This silly plot device, er, I mean, page, is conveniently located at the Paris nightclub. Sark will hand Khasinau a counterfeit ampoule while Dix and Syd lift the Rambaldi page from Khasinau's office. Syd's confused. She thought they were gonna nab Khasinau and teach him a lesson. Sloane tells her to shut her piehole and pay attention. Sark has provided detailed schematics of the nightclub. The headlining performer has called in sick, and Syd's going to take her place. Millions of male Alias fans hope that the nightclub's featured entertainment is a strip show. Sloane turns the floor over to Marshall, who asks Sydney how her voice is. Syd's all, why?
Before Marshall can answer, we're transported to an under-the-bridge meeting between Spy Daddy and Willage. Spy Daddy fills Willage in on the details of the Deep Throat meeting. Only, uh, I don't really know HOW Spy Daddy knows the details of the Deep Throat meeting because, like, he isn't Deep Throat. I mean, didn't Willage get a call from Deep Throat with instructions? Shouldn't Willage already KNOW the details of the meeting? Oh, whatever. Like it matters. Willage looks really cute in this scene so, really, I'm not even paying attention to the dialogue.

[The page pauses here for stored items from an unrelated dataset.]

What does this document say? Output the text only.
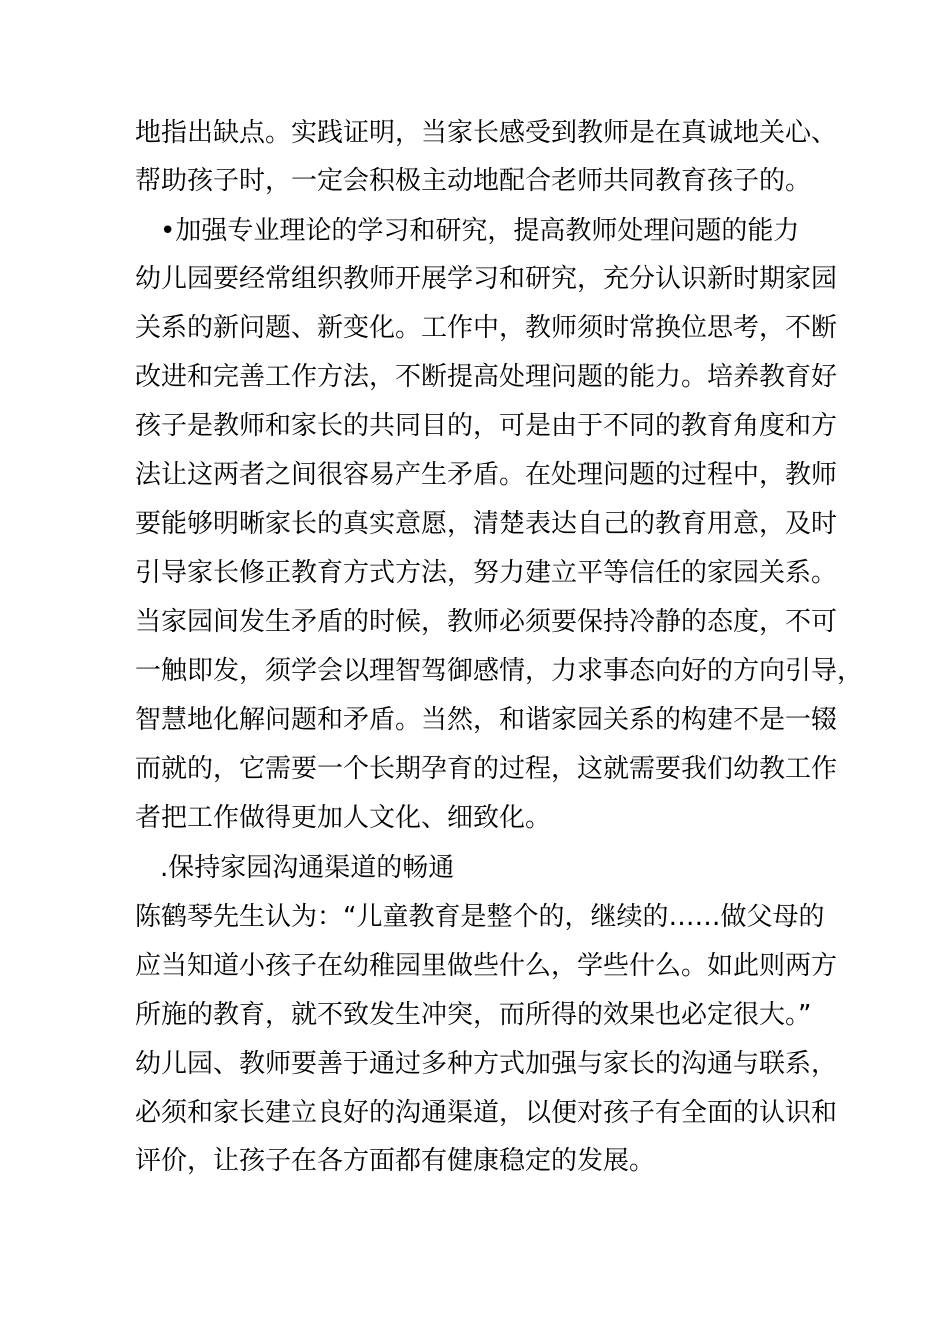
地指出缺点。实践证明，当家长感受到教师是在真诚地关心、
帮助孩子时，一定会积极主动地配合老师共同教育孩子的。
•加强专业理论的学习和研究，提高教师处理问题的能力
幼儿园要经常组织教师开展学习和研究，充分认识新时期家园
关系的新问题、新变化。工作中，教师须时常换位思考，不断
改进和完善工作方法，不断提高处理问题的能力。培养教育好
孩子是教师和家长的共同目的，可是由于不同的教育角度和方
法让这两者之间很容易产生矛盾。在处理问题的过程中，教师
要能够明晰家长的真实意愿，清楚表达自己的教育用意，及时
引导家长修正教育方式方法，努力建立平等信任的家园关系。
当家园间发生矛盾的时候，教师必须要保持冷静的态度，不可
一触即发，须学会以理智驾御感情，力求事态向好的方向引导，
智慧地化解问题和矛盾。当然，和谐家园关系的构建不是一辍
而就的，它需要一个长期孕育的过程，这就需要我们幼教工作
者把工作做得更加人文化、细致化。
.保持家园沟通渠道的畅通
陈鹤琴先生认为：“儿童教育是整个的，继续的……做父母的
应当知道小孩子在幼稚园里做些什么，学些什么。如此则两方
所施的教育，就不致发生冲突，而所得的效果也必定很大。”
幼儿园、教师要善于通过多种方式加强与家长的沟通与联系，
必须和家长建立良好的沟通渠道，以便对孩子有全面的认识和
评价，让孩子在各方面都有健康稳定的发展。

Spy Daddy hands Willage a coat with a miniature transmitter sewn into the lining. Willage is worried about being frisked. Good thing the transmitter's too small to detect. Those spies! They think of everything. Spy Daddy wants to know the terms of the meeting; where, when, is Willage supposed to be doing anything specific? Right. Because Spy Daddy knows how Willage is going to be abducted for the meeting, but he doesn't know where, when, or if Willage is supposed to be doing anything specific. Lord.
Willage tells Spy Daddy that he's supposed to be on a street corner, tomorrow night, reading the business section of the local paper. What street corner? Where? Spy Daddy's full of questions for someone who usually knows everything. Willage takes a deep breath and says, "Paris." Ah, Paris. I know it well. Too bad I'm not there right now.
Wendy Kroy: Bitch, you were just THERE. Don't be greedy.
Regina: Jealous much?
Wendy Kroy: Bet your sweet ass I'm jealous. And you didn't even bring me a goddamn ashtray from the airport.
Regina: Dude. I told you! There were dogs sniffing around my luggage! I wasn't really looking for cheap airport ashtrays.